Coffee shops such as Starbucks and Dutch Bros. are among the stars of the single-tenant retail world, so much so that Faris Lee Investments recently issued a white paper on the category. However, the universe of assets that the Faris Lee team handles covers a broad spectrum, and each of these asset types had a place in the 2023 investment sales market.

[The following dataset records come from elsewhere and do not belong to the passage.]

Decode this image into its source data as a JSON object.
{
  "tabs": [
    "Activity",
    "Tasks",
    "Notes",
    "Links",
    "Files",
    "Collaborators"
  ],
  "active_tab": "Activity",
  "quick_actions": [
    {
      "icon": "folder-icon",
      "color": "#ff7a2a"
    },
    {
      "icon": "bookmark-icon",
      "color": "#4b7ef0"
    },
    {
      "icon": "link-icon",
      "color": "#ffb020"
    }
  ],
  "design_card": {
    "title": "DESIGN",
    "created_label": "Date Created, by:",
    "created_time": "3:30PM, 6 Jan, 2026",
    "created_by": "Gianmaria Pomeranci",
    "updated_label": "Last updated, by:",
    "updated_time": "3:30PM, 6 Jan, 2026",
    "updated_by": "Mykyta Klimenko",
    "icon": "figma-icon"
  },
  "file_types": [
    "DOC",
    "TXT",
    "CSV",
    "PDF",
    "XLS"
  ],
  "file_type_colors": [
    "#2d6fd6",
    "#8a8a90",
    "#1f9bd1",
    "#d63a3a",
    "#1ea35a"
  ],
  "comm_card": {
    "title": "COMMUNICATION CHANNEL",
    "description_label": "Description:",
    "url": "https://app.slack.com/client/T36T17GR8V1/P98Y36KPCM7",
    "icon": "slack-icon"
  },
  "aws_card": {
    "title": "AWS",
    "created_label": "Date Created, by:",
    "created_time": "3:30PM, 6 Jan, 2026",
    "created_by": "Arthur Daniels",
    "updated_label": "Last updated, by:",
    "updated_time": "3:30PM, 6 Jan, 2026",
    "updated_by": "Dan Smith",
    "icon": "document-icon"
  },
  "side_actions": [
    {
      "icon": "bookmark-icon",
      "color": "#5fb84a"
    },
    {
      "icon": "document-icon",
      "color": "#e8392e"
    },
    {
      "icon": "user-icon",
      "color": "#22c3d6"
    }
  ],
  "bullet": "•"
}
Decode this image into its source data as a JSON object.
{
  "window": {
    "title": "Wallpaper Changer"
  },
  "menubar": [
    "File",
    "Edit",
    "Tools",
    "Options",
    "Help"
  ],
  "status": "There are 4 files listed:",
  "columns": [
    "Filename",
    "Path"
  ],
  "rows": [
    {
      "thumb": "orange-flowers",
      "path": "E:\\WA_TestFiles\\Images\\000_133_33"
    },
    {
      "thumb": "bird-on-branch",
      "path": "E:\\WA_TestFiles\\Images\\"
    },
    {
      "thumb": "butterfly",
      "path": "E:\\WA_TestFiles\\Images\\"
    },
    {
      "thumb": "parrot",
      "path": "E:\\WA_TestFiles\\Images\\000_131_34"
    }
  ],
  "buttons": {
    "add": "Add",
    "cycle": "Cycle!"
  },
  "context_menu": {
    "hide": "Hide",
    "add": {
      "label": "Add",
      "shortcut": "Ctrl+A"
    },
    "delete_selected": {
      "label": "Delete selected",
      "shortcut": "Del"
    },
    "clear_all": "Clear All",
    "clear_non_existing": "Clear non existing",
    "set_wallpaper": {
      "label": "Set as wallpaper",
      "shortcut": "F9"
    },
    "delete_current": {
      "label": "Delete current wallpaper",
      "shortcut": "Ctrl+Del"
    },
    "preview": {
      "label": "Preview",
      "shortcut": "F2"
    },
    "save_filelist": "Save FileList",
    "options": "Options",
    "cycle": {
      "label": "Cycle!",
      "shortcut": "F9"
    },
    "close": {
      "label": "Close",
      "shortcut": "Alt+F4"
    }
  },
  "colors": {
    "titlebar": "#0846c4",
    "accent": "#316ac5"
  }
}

Connect CRE recently spoke with managing principals Jeff Conover, Don MacLellan and Shaun Riley for their take on the past year and what 2024 may bring.
In addition to coffee chains such as Starbucks and Dutch Bros., the standout categories last year included quick-serve restaurants, and supermarkets in general. “Investors in these categories are risk averse, securing stable investments and ease of management,” said Conover.
These investors may also gravitate toward single-tenant assets as a more obtainable alternative to larger multi-tenant shopping center acquisitions. “With these single-tenant properties, the majority of transaction are all cash or when financing needed, debt is more readily available than with larger centers,” Riley said.
In the multi-tenant category, the sweet spot was strip shopping centers in the two- to seven-tenant range, often multi-tenant pads fronting anchors in shopping centers or standalone, selling in the $3-million to $7-million range.
Up-and-coming single-tenant categories last year included car washes and electric vehicle dealerships. These sales didn’t occur at the expense of more established categories, though.
“I don’t necessarily think that it was a switch from QSR and coffee,” said MacLellan. “It’s just that we saw a significant supply and development of car washes, which represent a single-tenant, low-management long-term lease, as well as the Tesla/Lucid showrooms that we saw last year.”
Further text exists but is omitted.